(Michael Bartels of Decorah sent the following e-mail):
"Your article regarding the Iowa brain drain (click here) touched a nerve.
I agree with the premise of the talk (that career training with local business can help keep young people in the community, leading to more vibrant rural communities, and more jobs). I'm all for increasing the earning power of individuals through skills training and/or education.
The nerve that was touched was the idea that college educated Iowans want to leave Iowa. Not all young professionals want to leave Iowa—frankly there aren't enough jobs in the state.
Picture a 26 year old, recently married gentleman, looking for a teaching job in Iowa.
He is qualified: bachelor's degree from UNI (all seven social sciences); coaching endorsement; drivers education teaching endorsement; three years of substitute teaching; one year as a paraeducator.
Strong work ethic: put himself through college debt-free while earning a 3.5 GPA; supervisors cite his excellent preparedness; teachers specifically request him as a substitute.

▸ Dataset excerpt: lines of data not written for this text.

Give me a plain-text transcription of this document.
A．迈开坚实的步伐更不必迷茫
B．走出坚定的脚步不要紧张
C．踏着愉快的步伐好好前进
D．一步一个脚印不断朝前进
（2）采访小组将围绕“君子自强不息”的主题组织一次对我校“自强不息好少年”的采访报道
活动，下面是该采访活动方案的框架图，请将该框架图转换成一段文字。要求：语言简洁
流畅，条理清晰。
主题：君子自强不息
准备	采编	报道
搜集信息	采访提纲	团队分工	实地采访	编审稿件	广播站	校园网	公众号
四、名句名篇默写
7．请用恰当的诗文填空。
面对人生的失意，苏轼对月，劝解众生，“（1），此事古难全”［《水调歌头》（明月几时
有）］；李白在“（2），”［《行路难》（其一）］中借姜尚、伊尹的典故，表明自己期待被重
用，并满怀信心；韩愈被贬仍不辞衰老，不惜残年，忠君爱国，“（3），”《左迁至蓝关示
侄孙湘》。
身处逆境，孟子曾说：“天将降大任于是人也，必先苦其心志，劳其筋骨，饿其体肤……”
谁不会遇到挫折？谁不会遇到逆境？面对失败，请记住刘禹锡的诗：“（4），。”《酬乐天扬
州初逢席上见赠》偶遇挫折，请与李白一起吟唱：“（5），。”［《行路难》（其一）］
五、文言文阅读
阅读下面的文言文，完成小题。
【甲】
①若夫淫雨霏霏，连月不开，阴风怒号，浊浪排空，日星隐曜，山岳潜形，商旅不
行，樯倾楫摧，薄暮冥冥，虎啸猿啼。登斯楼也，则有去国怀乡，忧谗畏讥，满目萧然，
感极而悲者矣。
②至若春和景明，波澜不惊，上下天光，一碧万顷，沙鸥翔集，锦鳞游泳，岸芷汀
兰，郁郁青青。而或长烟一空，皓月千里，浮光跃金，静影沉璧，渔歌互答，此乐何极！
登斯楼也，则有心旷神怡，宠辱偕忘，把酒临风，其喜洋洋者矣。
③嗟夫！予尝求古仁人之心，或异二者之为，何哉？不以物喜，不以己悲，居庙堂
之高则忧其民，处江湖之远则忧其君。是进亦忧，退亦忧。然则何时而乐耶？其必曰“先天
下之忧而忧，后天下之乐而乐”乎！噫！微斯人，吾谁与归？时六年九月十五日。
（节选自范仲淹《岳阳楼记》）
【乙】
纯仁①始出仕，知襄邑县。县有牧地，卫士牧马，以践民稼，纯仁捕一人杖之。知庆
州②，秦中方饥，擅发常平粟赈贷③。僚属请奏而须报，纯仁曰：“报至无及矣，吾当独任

Civic minded: befriended a bullied autistic student in high school; a mentor to another young man for 10+ years; routinely drives 30 minutes out of his way to help an elderly woman get to church.
High moral character: After frequent substitute teaching for two years in a district, he received a phone call that he had not been selected to fill the history teacher position. Ironically, he was already scheduled to substitute teach that very same history class in less than 30 minutes. "The students deserved to learn history that day," he said. So he taught for the students, even though his own hopes and dreams had been crushed.
Three years out of college and my brother is still looking for full-time teaching in this state (and he would prefer a rural community)—You're missing out Iowa."